Soldi sporchi dall’Abruzzo per finanziare gruppi terroristici in Siria. Ieri mattina i carabinieri hanno arrestato dieci persone per reati tributari con finalità di terrorismo. L’indagine, nata nel 2015, ha portato anche all’iscrizione nel registro degli indagati di altre diciassette persone. A finire nei guai, oltre a due commercialisti italiani, anche l’imam della moschea Dar Assalam di Martinsicuro, centro nevralgico della comunità musulmana che vive a cavallo tra le Marche e l’Abruzzo. 

Secondo gli investigatori della procura antiterrorismo di L’Aquila, i fondi neri creati in Abruzzo tramite semplici operazioni di evasione fiscale venivano trasferiti in Turchia e da lì partivano nuovamente per finanziare il trasferimento verso la Siria di miliziani di Al-Nusra. Un’altra parte dei soldi, invece, restava in Italia, a finanziare le attività di altri imam. In totale, è stata posta sotto sequestro una somme e immobili per un valore pari a un milione di euro.

Nei fascicoli investigativi sono finite anche tante intercettazioni in cui gli arrestati commentavano gli attentati di matrice islamica compiuti in Europa. 

«Che botta però a Parigi – si legge in uno dei faldoni -, ho la mia opinione, ma me la tengo stretta nel cuore…». E ancora: «Non è questione di credere o non credere, se ti è piaciuta o non ti è piaciuta… Con loro che uccidono i nostri figli, noi uccidiamo i loro figli. Con loro che uccidono le nostre donne, noi uccidiamo le loro donne». 

L’affiliazione diretta a organizzazione terroristiche organizzate, tuttavia, appare incerta. In un’altra intercettazione, infatti, due degli arrestati discutono sul da farsi, valutando e soppesando diverse ipotesi: «In Siria ci sono vari gruppi e non bisogna unirsi a quello sbagliato. I migliori sono Al-Nusra e Fateh Al Islam, che sono appoggiati da Qatar e Arabia Saudita. Ci sono altri gruppi che non si sanno comportare, Al-Nusra invece è l’esercito dell’Islam, è un’organizzazione buona».
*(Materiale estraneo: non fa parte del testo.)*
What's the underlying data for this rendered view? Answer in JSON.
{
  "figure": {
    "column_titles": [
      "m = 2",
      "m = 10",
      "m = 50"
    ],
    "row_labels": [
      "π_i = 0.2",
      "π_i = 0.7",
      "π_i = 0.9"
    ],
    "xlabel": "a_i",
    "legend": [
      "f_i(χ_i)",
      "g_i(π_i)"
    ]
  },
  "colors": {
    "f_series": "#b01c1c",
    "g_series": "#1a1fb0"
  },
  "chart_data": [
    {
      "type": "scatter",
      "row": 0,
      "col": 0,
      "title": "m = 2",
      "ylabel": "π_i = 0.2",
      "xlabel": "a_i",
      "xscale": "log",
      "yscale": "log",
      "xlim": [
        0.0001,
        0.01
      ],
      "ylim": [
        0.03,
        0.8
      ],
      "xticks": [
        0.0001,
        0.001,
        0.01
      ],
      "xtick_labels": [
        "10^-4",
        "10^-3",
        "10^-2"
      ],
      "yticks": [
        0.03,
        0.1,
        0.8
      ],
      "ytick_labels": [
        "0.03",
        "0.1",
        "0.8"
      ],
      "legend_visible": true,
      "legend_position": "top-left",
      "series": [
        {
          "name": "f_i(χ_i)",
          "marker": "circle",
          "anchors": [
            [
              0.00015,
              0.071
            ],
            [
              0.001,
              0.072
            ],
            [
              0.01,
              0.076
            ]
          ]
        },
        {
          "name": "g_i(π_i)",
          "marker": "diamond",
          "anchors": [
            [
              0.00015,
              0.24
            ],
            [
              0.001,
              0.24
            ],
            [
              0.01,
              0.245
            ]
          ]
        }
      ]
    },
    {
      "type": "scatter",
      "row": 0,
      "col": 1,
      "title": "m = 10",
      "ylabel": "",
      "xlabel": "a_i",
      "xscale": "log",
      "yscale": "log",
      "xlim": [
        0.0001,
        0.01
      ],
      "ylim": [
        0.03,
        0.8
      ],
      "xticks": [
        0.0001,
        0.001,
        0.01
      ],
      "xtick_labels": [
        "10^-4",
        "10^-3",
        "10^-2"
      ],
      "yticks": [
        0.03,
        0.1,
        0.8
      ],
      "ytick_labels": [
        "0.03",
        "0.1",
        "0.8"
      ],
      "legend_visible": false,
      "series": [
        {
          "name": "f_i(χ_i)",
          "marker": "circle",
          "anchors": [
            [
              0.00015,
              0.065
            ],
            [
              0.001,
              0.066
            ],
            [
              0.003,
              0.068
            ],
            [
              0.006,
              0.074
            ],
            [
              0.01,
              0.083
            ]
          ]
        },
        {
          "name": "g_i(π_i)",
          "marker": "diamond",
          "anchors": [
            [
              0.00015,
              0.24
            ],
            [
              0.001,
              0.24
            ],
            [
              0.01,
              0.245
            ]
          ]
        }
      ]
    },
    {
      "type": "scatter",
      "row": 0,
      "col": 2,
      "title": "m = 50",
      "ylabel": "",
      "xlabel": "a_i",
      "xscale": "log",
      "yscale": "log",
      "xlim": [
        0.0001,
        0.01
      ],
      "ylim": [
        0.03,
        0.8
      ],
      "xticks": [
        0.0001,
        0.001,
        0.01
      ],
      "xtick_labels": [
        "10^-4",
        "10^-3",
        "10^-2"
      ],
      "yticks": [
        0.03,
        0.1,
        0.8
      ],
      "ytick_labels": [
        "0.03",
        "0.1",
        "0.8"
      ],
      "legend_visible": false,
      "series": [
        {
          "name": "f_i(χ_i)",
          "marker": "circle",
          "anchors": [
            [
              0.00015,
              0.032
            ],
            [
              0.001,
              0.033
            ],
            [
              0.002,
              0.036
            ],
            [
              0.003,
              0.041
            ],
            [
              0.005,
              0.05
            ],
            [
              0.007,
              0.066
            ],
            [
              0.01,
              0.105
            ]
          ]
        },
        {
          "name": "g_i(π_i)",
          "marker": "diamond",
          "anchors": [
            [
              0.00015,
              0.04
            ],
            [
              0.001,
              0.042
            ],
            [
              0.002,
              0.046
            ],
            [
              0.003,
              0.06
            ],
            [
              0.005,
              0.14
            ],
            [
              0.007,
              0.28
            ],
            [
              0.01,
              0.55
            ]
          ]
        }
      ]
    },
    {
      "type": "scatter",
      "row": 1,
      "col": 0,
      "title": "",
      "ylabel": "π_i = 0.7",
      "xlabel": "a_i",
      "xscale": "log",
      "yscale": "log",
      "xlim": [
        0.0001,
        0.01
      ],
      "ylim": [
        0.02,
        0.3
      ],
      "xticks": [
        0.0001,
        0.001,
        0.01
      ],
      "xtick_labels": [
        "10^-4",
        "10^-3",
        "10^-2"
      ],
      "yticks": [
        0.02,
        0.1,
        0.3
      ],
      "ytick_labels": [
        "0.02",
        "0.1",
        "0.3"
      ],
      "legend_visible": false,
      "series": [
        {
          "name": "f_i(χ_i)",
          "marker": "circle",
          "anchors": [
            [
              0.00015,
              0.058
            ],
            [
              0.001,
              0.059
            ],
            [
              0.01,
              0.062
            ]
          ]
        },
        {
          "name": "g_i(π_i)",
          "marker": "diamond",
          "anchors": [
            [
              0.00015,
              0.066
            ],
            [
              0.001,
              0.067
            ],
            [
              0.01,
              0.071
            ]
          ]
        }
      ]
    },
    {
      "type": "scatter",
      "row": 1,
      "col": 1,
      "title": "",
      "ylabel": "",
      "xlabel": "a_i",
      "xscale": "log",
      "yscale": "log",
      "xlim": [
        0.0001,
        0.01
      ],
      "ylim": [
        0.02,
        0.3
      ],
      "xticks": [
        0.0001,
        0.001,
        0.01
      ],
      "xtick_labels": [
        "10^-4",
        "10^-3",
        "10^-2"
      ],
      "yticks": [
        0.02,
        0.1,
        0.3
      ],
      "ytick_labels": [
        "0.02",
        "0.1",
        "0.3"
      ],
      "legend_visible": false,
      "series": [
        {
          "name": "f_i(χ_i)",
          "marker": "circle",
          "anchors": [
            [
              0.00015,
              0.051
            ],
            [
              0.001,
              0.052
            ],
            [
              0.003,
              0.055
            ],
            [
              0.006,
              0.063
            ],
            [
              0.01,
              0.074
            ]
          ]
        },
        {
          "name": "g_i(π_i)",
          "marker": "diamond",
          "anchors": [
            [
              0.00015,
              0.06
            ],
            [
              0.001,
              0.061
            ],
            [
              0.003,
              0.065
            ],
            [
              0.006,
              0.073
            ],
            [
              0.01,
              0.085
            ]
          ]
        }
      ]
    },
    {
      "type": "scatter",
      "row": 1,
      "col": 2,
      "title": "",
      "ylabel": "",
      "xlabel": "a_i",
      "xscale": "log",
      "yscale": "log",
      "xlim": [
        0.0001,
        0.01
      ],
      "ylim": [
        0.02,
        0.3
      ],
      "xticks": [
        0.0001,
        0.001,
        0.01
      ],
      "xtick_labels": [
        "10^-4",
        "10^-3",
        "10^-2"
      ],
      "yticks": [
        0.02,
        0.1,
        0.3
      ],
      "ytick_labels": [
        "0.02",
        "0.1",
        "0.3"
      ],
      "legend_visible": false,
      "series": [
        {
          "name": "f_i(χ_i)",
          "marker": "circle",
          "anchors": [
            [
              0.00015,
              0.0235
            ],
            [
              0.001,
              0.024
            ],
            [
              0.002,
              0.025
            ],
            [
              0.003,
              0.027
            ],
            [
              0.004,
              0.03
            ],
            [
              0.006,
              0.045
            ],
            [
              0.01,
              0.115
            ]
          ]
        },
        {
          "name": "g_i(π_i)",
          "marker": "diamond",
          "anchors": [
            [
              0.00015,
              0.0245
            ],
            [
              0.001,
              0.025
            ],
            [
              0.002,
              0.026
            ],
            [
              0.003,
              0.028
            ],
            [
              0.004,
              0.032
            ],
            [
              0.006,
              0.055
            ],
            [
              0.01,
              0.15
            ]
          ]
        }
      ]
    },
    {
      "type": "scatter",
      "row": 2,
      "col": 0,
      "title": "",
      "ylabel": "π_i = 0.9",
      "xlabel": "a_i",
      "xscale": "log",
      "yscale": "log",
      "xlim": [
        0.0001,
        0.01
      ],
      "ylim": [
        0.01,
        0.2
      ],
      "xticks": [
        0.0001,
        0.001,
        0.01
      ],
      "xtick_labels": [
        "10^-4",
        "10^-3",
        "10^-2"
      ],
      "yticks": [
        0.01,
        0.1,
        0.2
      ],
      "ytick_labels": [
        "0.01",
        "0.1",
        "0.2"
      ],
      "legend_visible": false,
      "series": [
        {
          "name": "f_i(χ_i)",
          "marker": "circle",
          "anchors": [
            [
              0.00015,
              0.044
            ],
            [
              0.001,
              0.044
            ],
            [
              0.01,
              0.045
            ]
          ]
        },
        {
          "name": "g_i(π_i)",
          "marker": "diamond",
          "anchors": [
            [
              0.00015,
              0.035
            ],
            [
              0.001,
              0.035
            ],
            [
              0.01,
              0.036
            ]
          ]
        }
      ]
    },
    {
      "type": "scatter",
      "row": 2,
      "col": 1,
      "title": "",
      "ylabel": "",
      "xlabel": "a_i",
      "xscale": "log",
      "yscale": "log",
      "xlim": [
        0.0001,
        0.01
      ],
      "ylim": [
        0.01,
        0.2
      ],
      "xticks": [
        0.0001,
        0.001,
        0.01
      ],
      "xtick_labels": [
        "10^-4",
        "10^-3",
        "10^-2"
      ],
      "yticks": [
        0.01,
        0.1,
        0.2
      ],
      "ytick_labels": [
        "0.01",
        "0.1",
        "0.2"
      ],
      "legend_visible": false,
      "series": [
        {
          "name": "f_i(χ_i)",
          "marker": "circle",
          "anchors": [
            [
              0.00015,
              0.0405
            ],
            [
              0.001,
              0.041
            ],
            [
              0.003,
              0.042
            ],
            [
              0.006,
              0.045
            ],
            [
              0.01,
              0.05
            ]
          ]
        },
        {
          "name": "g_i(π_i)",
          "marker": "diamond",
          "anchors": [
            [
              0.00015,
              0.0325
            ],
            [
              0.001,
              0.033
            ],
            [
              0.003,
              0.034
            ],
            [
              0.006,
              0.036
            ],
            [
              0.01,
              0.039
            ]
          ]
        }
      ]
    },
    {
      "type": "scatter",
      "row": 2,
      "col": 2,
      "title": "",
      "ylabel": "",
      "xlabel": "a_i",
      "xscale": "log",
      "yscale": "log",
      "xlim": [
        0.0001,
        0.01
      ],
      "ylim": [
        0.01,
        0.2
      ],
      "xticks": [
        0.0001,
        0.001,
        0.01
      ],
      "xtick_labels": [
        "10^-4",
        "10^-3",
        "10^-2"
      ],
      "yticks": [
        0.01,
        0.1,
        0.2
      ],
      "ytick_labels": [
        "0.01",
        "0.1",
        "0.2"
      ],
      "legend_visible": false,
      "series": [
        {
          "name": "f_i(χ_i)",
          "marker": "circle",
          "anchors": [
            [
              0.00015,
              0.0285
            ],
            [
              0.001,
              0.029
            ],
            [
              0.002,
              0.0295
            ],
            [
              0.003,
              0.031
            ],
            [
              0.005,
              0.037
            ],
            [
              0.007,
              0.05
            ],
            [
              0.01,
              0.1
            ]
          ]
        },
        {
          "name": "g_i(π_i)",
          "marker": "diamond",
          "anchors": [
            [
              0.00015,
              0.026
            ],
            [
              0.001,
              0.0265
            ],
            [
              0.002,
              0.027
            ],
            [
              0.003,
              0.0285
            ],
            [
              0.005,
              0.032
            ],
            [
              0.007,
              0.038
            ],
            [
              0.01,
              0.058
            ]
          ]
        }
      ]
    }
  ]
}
Il personaggio chiave dell’indagine «Zir» coordinata dalla procura di L’Aquila con l’ausilio dei carabinieri del Ros e della guardia di finanza, sarebbe un uomo di origine tunisina che lavora in Italia da anni nel commercio di tappeti e nell’edilizia. Lui, secondo gli inquirenti, sarebbe la persona che aveva maggiori legami con il terrorismo in Turchia e in Siria.